De los casi 55 kg que tocamos en la Etapa Espartano, llegamos a los 57 kg en Rock N Roll.
¿Adivinas cuanta cintura aumentó?
Solo 1 cm, de 69 a 70 cm de cintura.
Esto significa que hemos ganado músculo en las zonas que nos interesan, y no hemos aumentado grasa. Es decir, una buena fase de ganancia muscular.
Ese es al final el objetivo, mantener a raya la grasa y ganar toda la masa muscular posible.

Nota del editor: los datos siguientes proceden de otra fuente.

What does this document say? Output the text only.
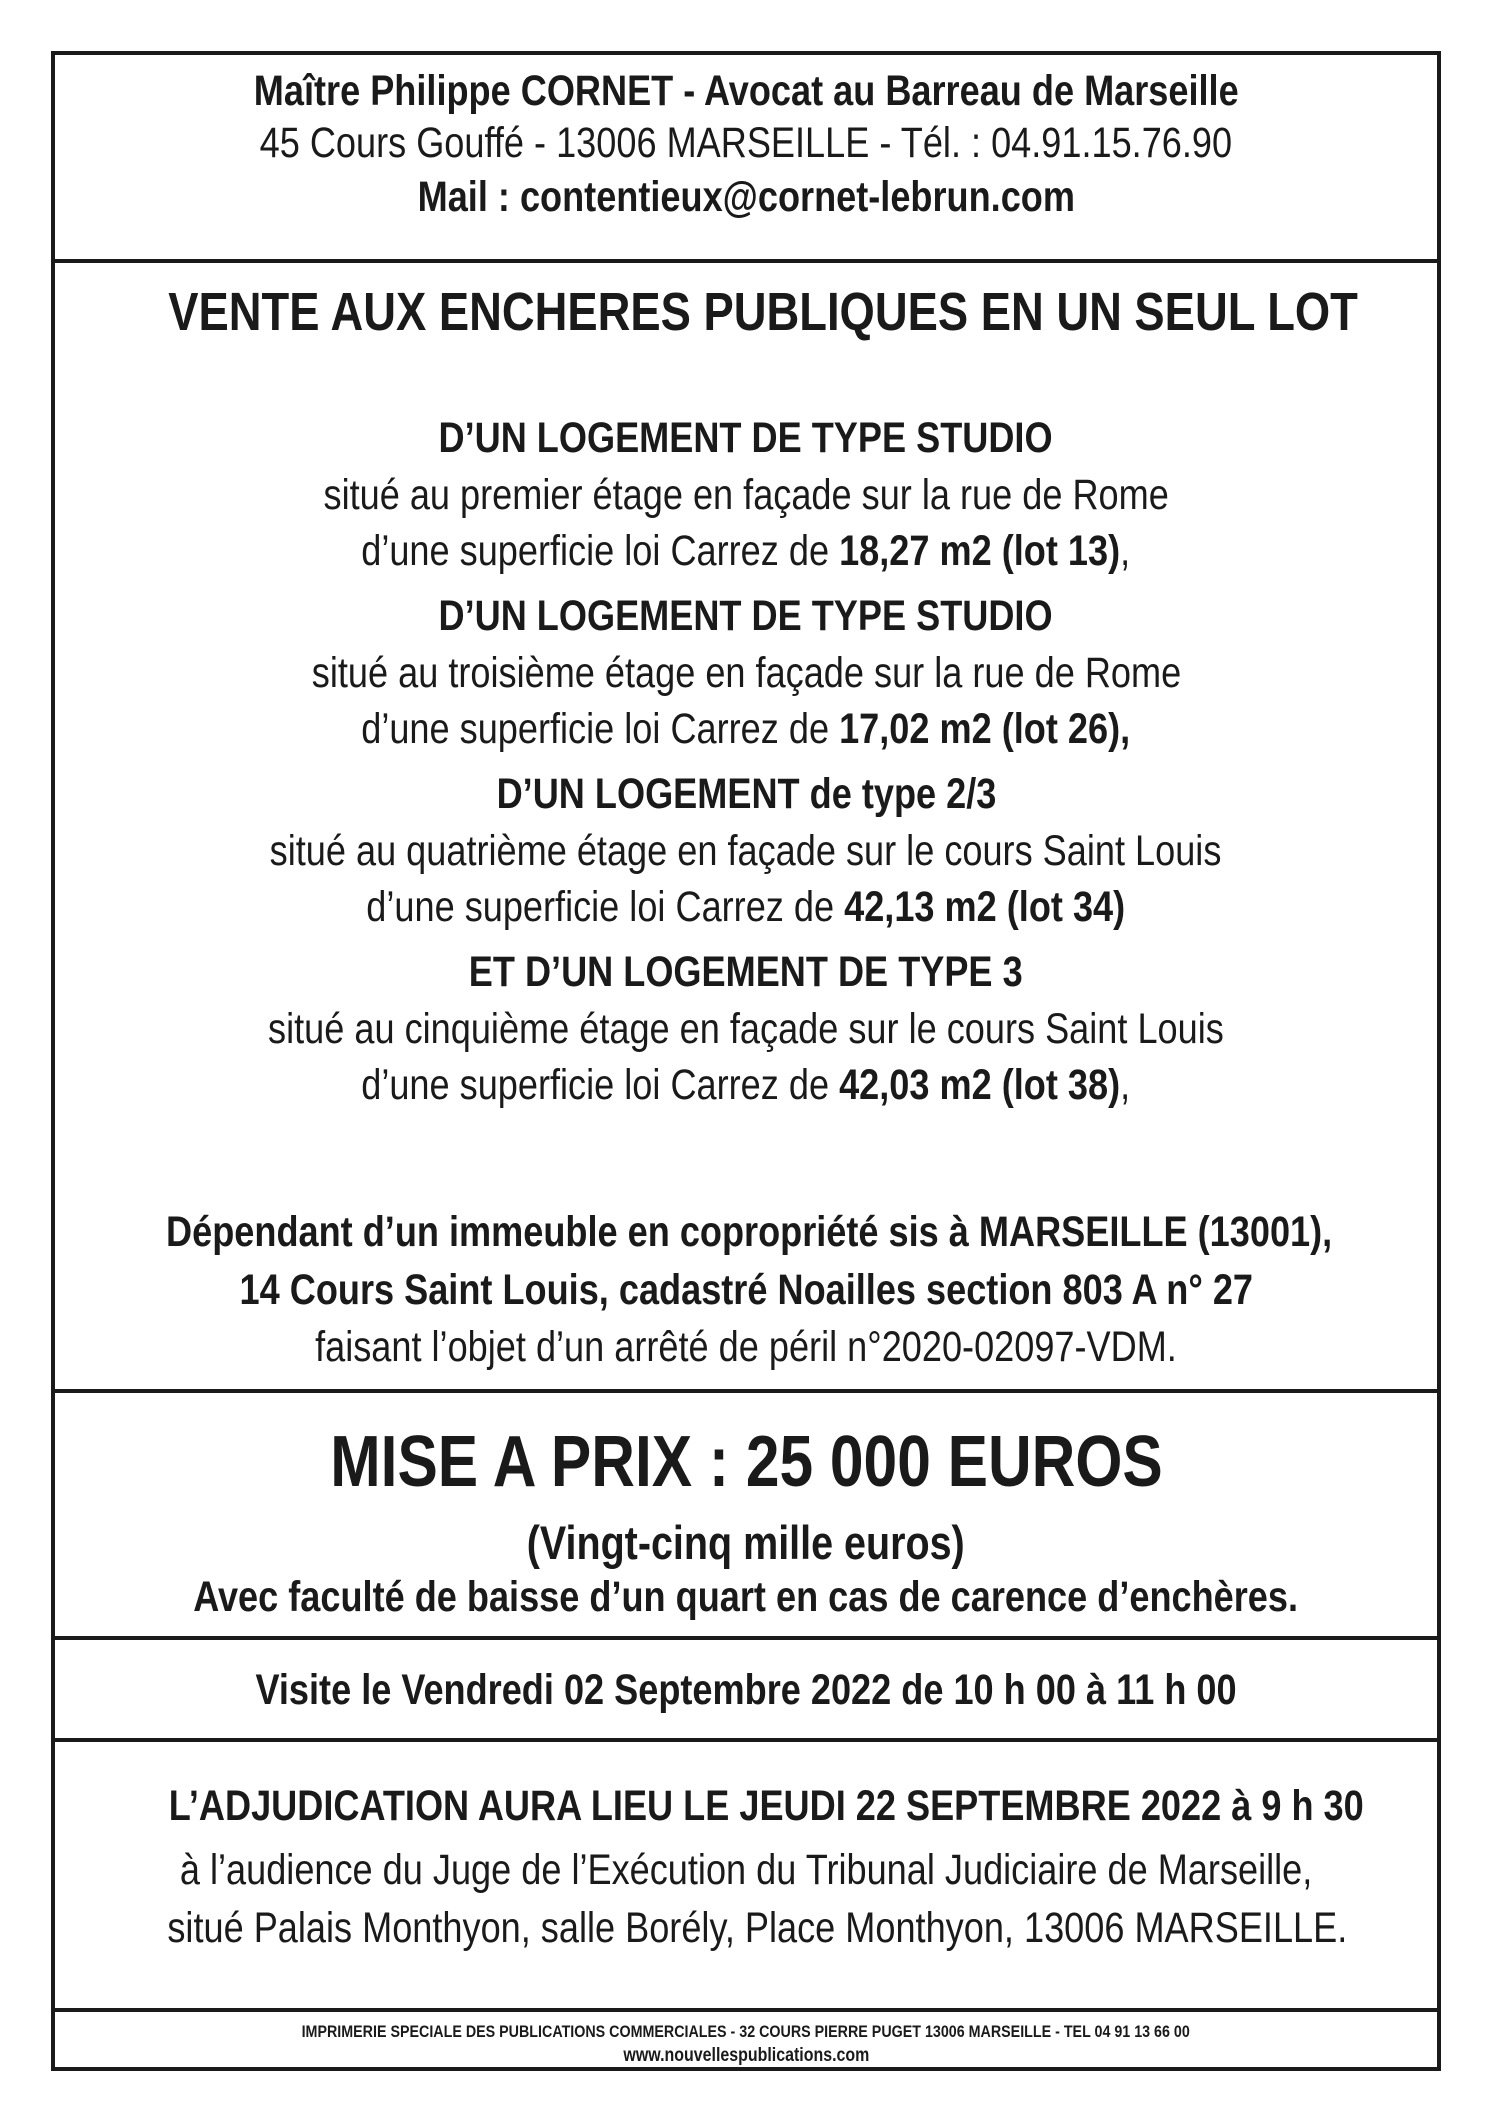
Maître Philippe CORNET - Avocat au Barreau de Marseille
45 Cours Gouffé - 13006 MARSEILLE - Tél. : 04.91.15.76.90
Mail : contentieux@cornet-lebrun.com
VENTE AUX ENCHERES PUBLIQUES EN UN SEUL LOT
D’UN LOGEMENT DE TYPE STUDIO
situé au premier étage en façade sur la rue de Rome
d’une superficie loi Carrez de 18,27 m2 (lot 13),
D’UN LOGEMENT DE TYPE STUDIO
situé au troisième étage en façade sur la rue de Rome
d’une superficie loi Carrez de 17,02 m2 (lot 26),
D’UN LOGEMENT de type 2/3
situé au quatrième étage en façade sur le cours Saint Louis
d’une superficie loi Carrez de 42,13 m2 (lot 34)
ET D’UN LOGEMENT DE TYPE 3
situé au cinquième étage en façade sur le cours Saint Louis
d’une superficie loi Carrez de 42,03 m2 (lot 38),
Dépendant d’un immeuble en copropriété sis à MARSEILLE (13001),
14 Cours Saint Louis, cadastré Noailles section 803 A n° 27
faisant l’objet d’un arrêté de péril n°2020-02097-VDM.
MISE A PRIX : 25 000 EUROS
(Vingt-cinq mille euros)
Avec faculté de baisse d’un quart en cas de carence d’enchères.
Visite le Vendredi 02 Septembre 2022 de 10 h 00 à 11 h 00
L’ADJUDICATION AURA LIEU LE JEUDI 22 SEPTEMBRE 2022 à 9 h 30
à l’audience du Juge de l’Exécution du Tribunal Judiciaire de Marseille,
situé Palais Monthyon, salle Borély, Place Monthyon, 13006 MARSEILLE.
IMPRIMERIE SPECIALE DES PUBLICATIONS COMMERCIALES - 32 COURS PIERRE PUGET 13006 MARSEILLE - TEL 04 91 13 66 00
www.nouvellespublications.com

Así es como una persona natural consigue un físico muy estético y muy saludable; con tiempo y buen hacer.
Pasamos a la última etapa de esta vuelta, llamada Salvaje.
Aquí buscamos llegar a la mejor versión física perdiendo la grasa óptima y dejando ver los progresos.
En el caso de Lorena los compromisos siguieron ahí, así que fue prácticamente igual que en la fase Espartano, solo que ya con un control total en los entrenamientos y la comida.
Así que a base de constancia se logró un resultado tremendo:
Logramos pasar de 61 kg con bastante grasa visible a unos 53,1 kg y 66,5 cm de cintura; mostrando un aspecto físico totalmente diferente.
¿Y tras este cambio qué ha venido?
Pues en el caso de Lorena, que ya es una clienta veterana que repite, estamos de nuevo reiniciando el programa, comenzando por Rock N Roll, luego Salvaje…
De eso se trata este progreso: cada vez más músculo dónde nos interesa, y manteniendo la grasa en rangos saludables y estéticos.